Things Cops Do That Are Illegal: What a Police Officer Can and Cannot Do
Last Updated on January 6, 2021
No one is above the law, including police officers. Police officers who break the law are subject to the same criminal penalties as everyone else. Courts hold police officers accountable for their wrongdoing and illegal acts.
For example, a police officer who assaults another person, commits a drug crime, or operates a vehicle under the influence (DUI) can be fined and sentenced to jail. They can also face other criminal penalties and consequences for breaking the law.
It does not matter whether the police officer committed the crime while on duty or off duty. The law applies in both situations.
In addition to committing crimes, there are some things that police officers do during the course of their job that could be illegal if they violate your civil rights. Understanding your civil rights helps you know what to do during and after interactions with police officers.
Police Brutality and Excessive Force Complaints
Police officers can use reasonable force to protect themselves and others from danger and harm. They may also use reasonable force to detain and arrest a suspect.
Unfortunately, some police officers cross the line and use unreasonable force during interactions with the public. In some cases, excessive force could result in homicide charges, manslaughter, or other criminal charges. Assault or battery charges might apply if the person is injured during an arrest.
Because “reasonable” force is broadly defined, it can be difficult to know if a police officer’s actions were lawful or not until you speak with a lawyer.
False Arrests Can Result in Evidence Being Thrown Out
Before a police officer can arrest a person, perform a search, or obtain a warrant, the officer must have probable cause. Probable cause is a reasonable belief that a crime has been committed. For a search, it is the reasonable belief that evidence of a crime is present at the location being searched.

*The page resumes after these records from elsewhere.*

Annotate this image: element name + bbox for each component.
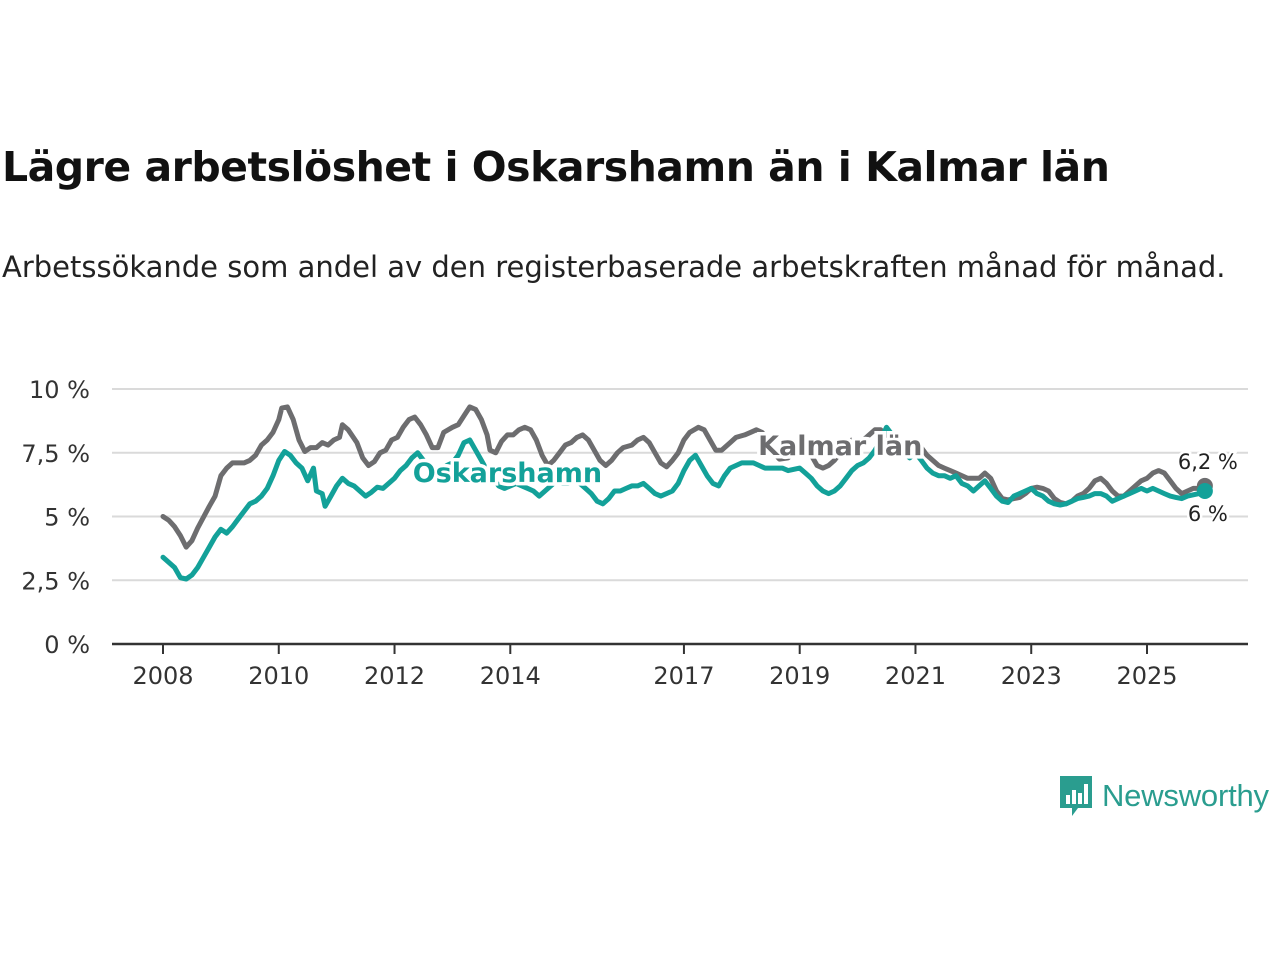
series-labels: 6,2 % 6 % Kalmar län Oskarshamn bbox=[409, 428, 1240, 529]
newsworthy-logo[interactable]: Newsworthy bbox=[1058, 774, 1269, 818]
x-tick-label: 2019 bbox=[769, 662, 830, 690]
x-tick-label: 2021 bbox=[885, 662, 946, 690]
x-tick-label: 2023 bbox=[1001, 662, 1062, 690]
x-tick-label: 2025 bbox=[1116, 662, 1177, 690]
x-tick-label: 2014 bbox=[480, 662, 541, 690]
series-end-label: 6 % bbox=[1188, 502, 1228, 526]
series-end-point bbox=[1196, 483, 1213, 499]
y-axis-tick-labels: 0 % 2,5 % 5 % 7,5 % 10 % bbox=[21, 376, 90, 659]
y-tick-label: 2,5 % bbox=[21, 567, 90, 595]
series-end-label: 6,2 % bbox=[1178, 450, 1238, 474]
y-tick-label: 10 % bbox=[29, 376, 90, 404]
series-annotation: Kalmar län bbox=[758, 431, 922, 462]
x-axis: 2008 2010 2012 2014 2017 2019 2021 2023 2025 bbox=[112, 642, 1248, 690]
y-tick-label: 0 % bbox=[44, 631, 90, 659]
x-tick-label: 2008 bbox=[132, 662, 193, 690]
series-lines bbox=[160, 404, 1208, 582]
y-tick-label: 7,5 % bbox=[21, 440, 90, 468]
x-tick-label: 2017 bbox=[653, 662, 714, 690]
logo-text: Newsworthy bbox=[1102, 778, 1269, 813]
x-tick-label: 2010 bbox=[248, 662, 309, 690]
series-annotation: Oskarshamn bbox=[413, 458, 602, 489]
chart-title: Lägre arbetslöshet i Oskarshamn än i Kal… bbox=[2, 143, 1110, 191]
y-tick-label: 5 % bbox=[44, 504, 90, 532]
bar-chart-speech-bubble-icon bbox=[1060, 776, 1092, 816]
chart-subtitle: Arbetssökande som andel av den registerb… bbox=[2, 250, 1226, 284]
series-line-kalmar-l-n bbox=[160, 404, 1208, 550]
series-line-oskarshamn bbox=[160, 424, 1208, 582]
x-tick-label: 2012 bbox=[364, 662, 425, 690]
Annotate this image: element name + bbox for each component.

When a police officer arrests a person or conducts a search without probable cause, the officer violates the person’s Fourth Amendment rights. False arrests may also violate a person’s right to due process guaranteed by the Fourteenth Amendment. Additionally, the Eighth Amendment protects against cruel or unusual punishment, which could be an issue depending on how the person was treated after a false or wrongful arrest.
Illegal arrests, searches, and seizures could result in evidence being thrown out of court. Evidence that is obtained through illegal means is not admissible in court. The false arrest could also result in civil claims against the officers and the police department.
There are exceptions to probable cause, but the exceptions are few and only apply in specific situations.
Other Acts of Police Wrongdoing and Misconduct
Illegal arrests, wrongful searches, and police brutality are common examples of police misconduct. However, the list of things that police officers do while performing their duties that are illegal is long.
Other examples of illegal acts by police officers include:
- A police officer cannot tamper with evidence, including “planting” evidence to make a search or arrest appear legal
- Police officers cannot bribe individuals to obtain evidence or testimony
- A police officer cannot use intimidation, threats, or force to obtain a confession or information from a suspect
- Before initiating a traffic stop, the police officer must have a reasonable suspicion that a crime is being committed or has been committed
- Police officers can search a vehicle, home, or person if the evidence is in plain sight without a warrant or consent, but “plain sight” is often abused by police officers to perform illegal searches
- A police officer can lie to you, but they are not permitted to lie about whether they have a warrant or about your legal rights
When police officers violate your civil rights, you could face criminal penalties for a crime you did not commit. Even if you are guilty of committing a crime, police officers are not permitted to violate your civil rights. If they do, you may have one or more defenses against the charges.
What Should You Do When Police Officers Violate Your Civil Rights?
If you believe that a police officer violated your civil rights or is guilty of wrongdoing or misconduct, do not argue with the police officer. If you resist arrest, you could face additional criminal charges, and you could give the officer probable cause for the arrest.
Never consent to a search of your person, home, vehicle, or belongings. However, do not resist an unlawful search. Instead, state you do not consent to the search in a respectful but firm manner.
After your arrest, invoke your right to remain silent except asking for a criminal defense lawyer. You do not have to answer questions without an attorney present. Your lawyer will investigate any potential wrongdoing and prepare a defense strategy based on your civil rights and laws against police misconduct and wrongdoing.